The main tourist attractions in Ajanta are of course the Ajanta and Ellora caves which are located approximately 190 miles from Mumbai and are very close to the city of Aurangabad in Maharashtra. For over a thousand years, the twenty nine caves at Ajanta and the thirty four caves at Ellora have remained hidden, until in eighteen nineteen a British Army officer by the name of John Smith accidentally stumbled upon them while on a hunting expedition. In India, the, Ajanta and Ellora caves are protected monuments and are included on the World Heritage list of monuments.
The Ajanta and Ellora caves
One thing that makes these caves so special is the fact that they feature shrines which are manually cut out of solid rock. Archaeologists believe that the caves served as the primary shelter of Buddhist monks who would use them during monsoons and in order to pass the rainy season, they would decorate them with religious motifs. Later on, the monks began to perform various religious rituals in the caves, which eventually became their living quarters (Viharas) and temples (Chaityas), including their center of Buddhist cultural movement and ancient seats of learning. With the help of very simple tools, the monks managed to carve breathtaking figures which are quite a sight to behold.
Frescoes and murals
The frescoes and the murals that can be observed upon entering the caves almost completely adorn the walls and tell the story of Buddhism over a period starting from two hundred BC and all the way to six hundred and fifty AD. There are also panels in many of the caves here which depict stories from the Jatakas, panels that are now considered a real cultural treasure that tell many stories of Buddha’s various incarnations.

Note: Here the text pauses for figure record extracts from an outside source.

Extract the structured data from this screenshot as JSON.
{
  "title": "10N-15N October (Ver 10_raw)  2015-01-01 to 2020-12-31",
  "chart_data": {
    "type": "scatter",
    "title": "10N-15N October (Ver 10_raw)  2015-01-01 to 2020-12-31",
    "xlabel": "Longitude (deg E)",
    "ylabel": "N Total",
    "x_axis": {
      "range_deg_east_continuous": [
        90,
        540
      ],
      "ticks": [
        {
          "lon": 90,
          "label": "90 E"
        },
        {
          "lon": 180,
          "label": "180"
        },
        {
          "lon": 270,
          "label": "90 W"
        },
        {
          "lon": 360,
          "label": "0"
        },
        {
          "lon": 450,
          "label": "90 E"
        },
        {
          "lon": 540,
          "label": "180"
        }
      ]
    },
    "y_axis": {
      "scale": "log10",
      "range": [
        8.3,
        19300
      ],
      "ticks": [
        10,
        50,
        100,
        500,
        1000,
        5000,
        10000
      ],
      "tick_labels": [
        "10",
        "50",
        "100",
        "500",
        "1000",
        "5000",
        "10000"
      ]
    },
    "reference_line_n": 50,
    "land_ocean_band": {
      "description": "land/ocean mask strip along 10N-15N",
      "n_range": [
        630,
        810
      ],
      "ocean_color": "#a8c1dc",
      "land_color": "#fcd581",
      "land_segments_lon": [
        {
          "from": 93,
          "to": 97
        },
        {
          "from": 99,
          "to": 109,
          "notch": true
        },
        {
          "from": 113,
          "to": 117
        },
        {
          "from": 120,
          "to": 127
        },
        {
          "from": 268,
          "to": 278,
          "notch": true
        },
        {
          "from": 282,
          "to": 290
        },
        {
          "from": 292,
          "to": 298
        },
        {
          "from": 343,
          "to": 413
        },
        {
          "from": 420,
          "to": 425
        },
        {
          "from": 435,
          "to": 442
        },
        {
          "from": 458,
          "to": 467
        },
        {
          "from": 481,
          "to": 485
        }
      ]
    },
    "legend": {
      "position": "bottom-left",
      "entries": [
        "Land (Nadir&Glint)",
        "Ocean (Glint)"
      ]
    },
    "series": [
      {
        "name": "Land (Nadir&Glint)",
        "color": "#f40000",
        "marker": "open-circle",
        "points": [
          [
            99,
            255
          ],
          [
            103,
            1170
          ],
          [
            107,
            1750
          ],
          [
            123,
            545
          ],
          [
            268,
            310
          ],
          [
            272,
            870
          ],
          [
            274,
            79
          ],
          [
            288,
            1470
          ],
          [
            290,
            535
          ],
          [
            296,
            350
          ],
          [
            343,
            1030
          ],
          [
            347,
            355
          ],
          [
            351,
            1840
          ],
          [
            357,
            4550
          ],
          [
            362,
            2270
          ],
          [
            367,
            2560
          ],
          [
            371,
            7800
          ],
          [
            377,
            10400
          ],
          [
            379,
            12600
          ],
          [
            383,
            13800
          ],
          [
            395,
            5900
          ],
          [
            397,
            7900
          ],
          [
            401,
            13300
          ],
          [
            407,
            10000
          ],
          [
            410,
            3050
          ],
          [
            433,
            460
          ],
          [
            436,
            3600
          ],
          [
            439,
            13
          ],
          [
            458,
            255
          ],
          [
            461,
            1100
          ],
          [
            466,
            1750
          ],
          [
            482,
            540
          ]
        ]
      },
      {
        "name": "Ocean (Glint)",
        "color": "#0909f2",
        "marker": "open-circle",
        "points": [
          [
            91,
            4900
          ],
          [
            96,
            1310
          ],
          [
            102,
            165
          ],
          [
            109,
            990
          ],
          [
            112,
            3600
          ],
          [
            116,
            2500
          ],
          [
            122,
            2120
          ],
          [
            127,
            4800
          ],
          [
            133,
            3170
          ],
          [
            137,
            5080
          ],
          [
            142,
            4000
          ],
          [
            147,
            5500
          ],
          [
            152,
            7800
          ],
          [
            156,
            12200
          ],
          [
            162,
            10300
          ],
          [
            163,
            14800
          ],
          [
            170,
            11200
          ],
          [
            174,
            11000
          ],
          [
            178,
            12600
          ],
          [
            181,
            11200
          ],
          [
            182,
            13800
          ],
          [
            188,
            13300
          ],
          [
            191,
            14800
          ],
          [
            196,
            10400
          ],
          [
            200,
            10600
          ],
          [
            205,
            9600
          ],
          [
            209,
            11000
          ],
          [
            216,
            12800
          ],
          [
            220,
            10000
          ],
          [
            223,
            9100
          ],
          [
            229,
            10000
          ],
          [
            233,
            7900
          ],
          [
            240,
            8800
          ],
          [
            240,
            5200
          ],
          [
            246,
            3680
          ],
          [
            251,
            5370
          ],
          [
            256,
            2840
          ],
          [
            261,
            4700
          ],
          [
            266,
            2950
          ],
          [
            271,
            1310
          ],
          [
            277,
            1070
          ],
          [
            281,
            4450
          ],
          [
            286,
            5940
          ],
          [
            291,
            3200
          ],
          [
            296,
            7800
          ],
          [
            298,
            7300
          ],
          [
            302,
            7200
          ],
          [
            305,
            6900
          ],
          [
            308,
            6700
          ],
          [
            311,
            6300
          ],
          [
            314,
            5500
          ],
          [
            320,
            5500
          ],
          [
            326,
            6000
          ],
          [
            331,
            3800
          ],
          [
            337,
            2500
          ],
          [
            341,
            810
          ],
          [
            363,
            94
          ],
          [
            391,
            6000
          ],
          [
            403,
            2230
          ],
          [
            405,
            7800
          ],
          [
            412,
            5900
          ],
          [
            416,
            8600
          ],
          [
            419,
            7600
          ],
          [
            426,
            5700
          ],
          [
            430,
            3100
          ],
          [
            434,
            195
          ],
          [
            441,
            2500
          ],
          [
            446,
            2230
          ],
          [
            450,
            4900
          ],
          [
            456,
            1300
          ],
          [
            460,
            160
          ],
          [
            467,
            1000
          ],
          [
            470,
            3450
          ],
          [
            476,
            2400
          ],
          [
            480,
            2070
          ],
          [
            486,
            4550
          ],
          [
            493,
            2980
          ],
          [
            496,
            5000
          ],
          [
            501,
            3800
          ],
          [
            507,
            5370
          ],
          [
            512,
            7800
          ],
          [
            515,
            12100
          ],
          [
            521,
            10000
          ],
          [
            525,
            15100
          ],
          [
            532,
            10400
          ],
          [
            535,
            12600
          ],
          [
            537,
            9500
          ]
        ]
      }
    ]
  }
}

Because of their spiritual significance, these caves are a fascinating visit for anyone who loves Buddhism, including researchers and scholars.
If you are into ancient wall paintings, then you absolutely need to visit Cave number one which houses some of the best preserved such paintings you can admire and they include two amazing Bodhisattvas, namely Avalokiteshvara and Padmapani.
Caves two, sixteen and seventeen are also great destinations if you’d love to see breathtaking paintings, while caves one, four, seventeen, nineteen, twenty four and twenty six boast some of the most impressive sculptures you’ll ever lay your eyes upon. For instance, the flying Apsara painting in Cave seventeen, but also the image of the Buddha preaching are 2 unforgettable works of art you can only see her in Ajanta.
In the overall development of Buddhism in India, the Ajanta caves, including the artifacts they house, are considered a real treasure both nationally and overseas.
How to get to the caves:
By Road: There’s an amazing road network in Maharashtra that’s going to make driving to the Ajanta and Ellora caves a breeze. This network links the caves with Aurangabad, Bijapur, Ahmedabad, Dhule, Pune and also Mumbai.
By Rail: Aurangabad is directly connected to Pune and Mumbai. On top of that, you’ll be happy to know that if you’re in Jalgaon, you’re just 36,6 miles from Ajanta.
By Air: If you’re in Aurangabad, then you’re 61.5 miles from Ajanta and 18.6 miles from Ellora and the good news is that this place is connected to Mumbai, Jaipur, Udaipur and Delhi.